Sadly, you will never hear that from the justices themselves. The court has no army, and no marketing budget. The court relies on us to believe that it’s magic. The power and legitimacy of the whole institution depends upon the idea that regardless of the political maelstrom surrounding it, the court is doing just fine and always will be. That’s why the order in Zubik sounds like a principled legal argument, even as it’s a hodgepodge of justifications for the court’s efforts to craft a micro-settlement—and the court’s simultaneous refusal to pick sides. Zubik is less about minimalism than about paralysis. But the court, in pretending that it can manage just fine with eight justices, or three, is actually aiding and abetting in the argument that the best court does nothing at all.

Nobody on the court can say: “Please give us a ninth justice so we can get back to work.” That sounds like a plea for a Justice Merrick Garland. That is why it’s left to former Justice John Paul Stevens to say it for them. Even if all eight justices were to agree that between being unable to take any cases for next term, and being unable to decide major cases this term, things are not getting done at the court. And even if the GOP intransigence today, and the likely refusal of Democrats to ever confirm a Republican, means that the court is someday reduced to Elena Kagan alone, typing out unsigned opinions from under a bar someplace, nobody is ever going to ask for help. All-seeing oracles? They don’t need it.

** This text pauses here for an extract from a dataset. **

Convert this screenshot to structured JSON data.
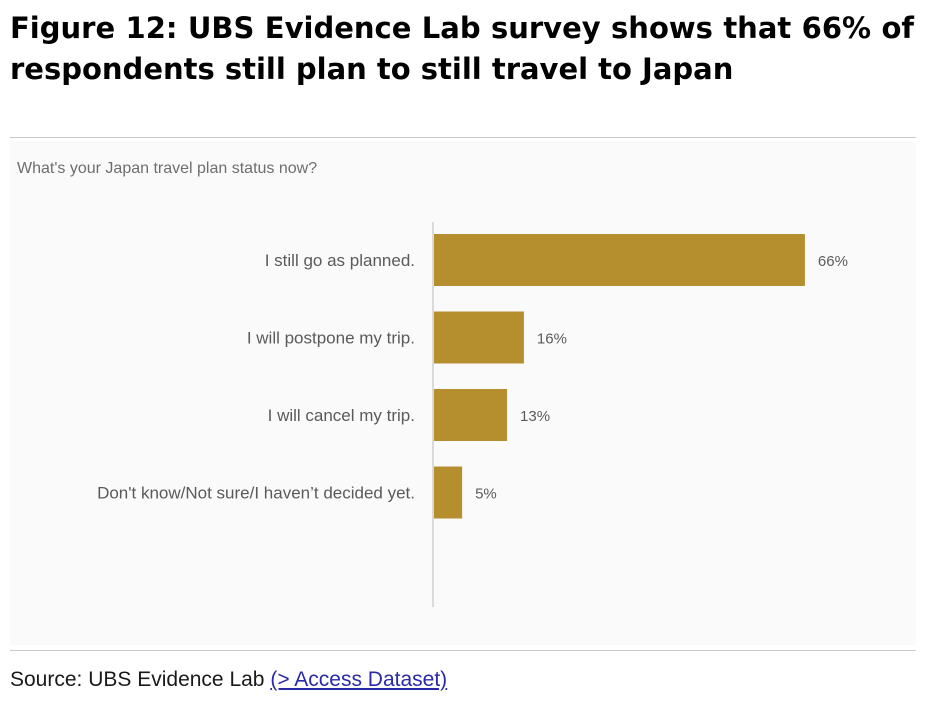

Unlike the White House, or Senate Republicans, the U.S. Supreme Court has no weapons in the war over the confirmation of a ninth member. That’s a political fight, not a legal one. The justices rarely weigh in overtly on Capitol Hill battles and when they do, it always, always hurts the court. Any action it takes that suggests ideological partisanship will hurt the institution. But, ironically enough, the pretense that the institution isn’t broken also hurts the institution. And so the current court careens between 4–4 splits, unanimous narrow orders, and variously styled ducks and punts, in an effort to communicate that it is serenely above partisan politics. It’s an unenviable position for a court: The more zealously it tries to signal that it can do its work shorthanded, the more credibility it lends to Sen. Chuck Grassley’s side of the debate. The court is inadvertently working toward its own diminution.

Which brings us to the tragicomedy we just witnessed with the Zubik decision. “The Court expresses no view on the merits of the cases,” it reads. “In particular, the Court does not decide whether petitioners’ religious exercise has been substantially burdened, whether the Government has a compelling interest, or whether the current regulations are the least restrictive means of serving that interest.” Hey, thanks, Court! The sad part of Zubik isn’t just the implication that the court is hard at work when it’s failing to resolve one of the most important challenges of the term. The sad part of Zubik is that the court’s charade makes it more and more likely that a powerless, ineffectual court starts to look normal.